April cited three factors that have contributed to the rise in channel conflict.
A poor economy, which drove a number of technology vendors to focus more on direct sales to customers at the expense of their channel partners.
New methods for reaching customers with technology services, such as cloud computing.
New entrants into the market, such as telecom companies that now offer IT services in additional to their traditional voice services.
The result has been lost business for many channel firms. More than three-quarters said they lost one or more deals in the last 12 months due to channel conflict.
The most common response from channel firms to lost business is to complain to the vendor. But some firms have taken more punitive actions. About a third attempted to sell a competing vendor’s product to the same customer. Three in 10 dropped the vendor in question as a partner.
The Role of Deal Registration
Among the biggest sources of friction between technology vendors and their channel partners are deal registration programs. When executed properly, these programs help to avoid or reduce the incidence of channel conflict by preserving opportunity rights to a particular deal for the channel partner registering it first into the systems. Vendors benefit from greater visibility and tracking into their indirect sales pipeline.
Indeed, more than eight in 10 channel firms surveyed by CompTIA say the existence of a deal registration program is a critical or important factor into their decision to partner with a vendor.
At the same time, these programs can prove challenging for both parties and cause headaches and hard feelings for channel partners. Problems most often occur in three areas:
Poor communications, cited by 61 percent of channel partners.
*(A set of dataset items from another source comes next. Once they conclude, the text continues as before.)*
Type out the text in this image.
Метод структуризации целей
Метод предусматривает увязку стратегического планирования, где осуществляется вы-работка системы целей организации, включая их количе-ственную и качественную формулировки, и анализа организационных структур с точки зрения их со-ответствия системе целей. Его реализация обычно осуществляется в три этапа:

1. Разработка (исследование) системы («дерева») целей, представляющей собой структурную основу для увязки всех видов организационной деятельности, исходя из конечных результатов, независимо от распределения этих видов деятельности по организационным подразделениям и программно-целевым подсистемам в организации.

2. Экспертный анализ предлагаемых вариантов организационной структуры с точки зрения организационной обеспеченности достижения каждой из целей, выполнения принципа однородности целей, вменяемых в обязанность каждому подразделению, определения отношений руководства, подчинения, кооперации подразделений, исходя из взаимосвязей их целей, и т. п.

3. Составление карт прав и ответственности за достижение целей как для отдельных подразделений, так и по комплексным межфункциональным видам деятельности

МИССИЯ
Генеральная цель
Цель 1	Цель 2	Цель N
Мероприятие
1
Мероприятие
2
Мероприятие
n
Examples include insufficient reporting on approvals and payout status and lack of information on incentives.
Technical challenges (49 percent) when deal registration systems and tools are hard to use.
Inconsistency (27 percent) when rules of engagement and adherence to rules are constantly changing.
More than a third said that a set of best practices would “make a huge difference” in improving deal registration programs.
Vendors, too, have interest in coming up with a set of deal registration best practices that spans the industry, not just an individual company (though there is concern about surrendering competitive differentiators). Areas where industry wide best practices may work include:
Clear guidance on when a deal should be registered.
Simplified deal registration processes.
Compensation for partners who register a sale, but lose the deal to a direct sale or have it poached by another firm.
Clear rules of engagement to spell out which accounts are managed by the direct sales team and which are available to channel firms.
CompTIA’s Third Annual State of the Channel Study: Channel Conflict and Deal Registration Trends is the result of an online survey of 350 U.S. IT company executives conducted in February 2013. Additionally, a series of in-depth interviews with IT channel executives at a cross-section of Fortune 500 and mid-tier technology vendors were conducted in February and March 2013. The complete study is available at no cost to CompTIA members who can access the report at www.CompTIA.org.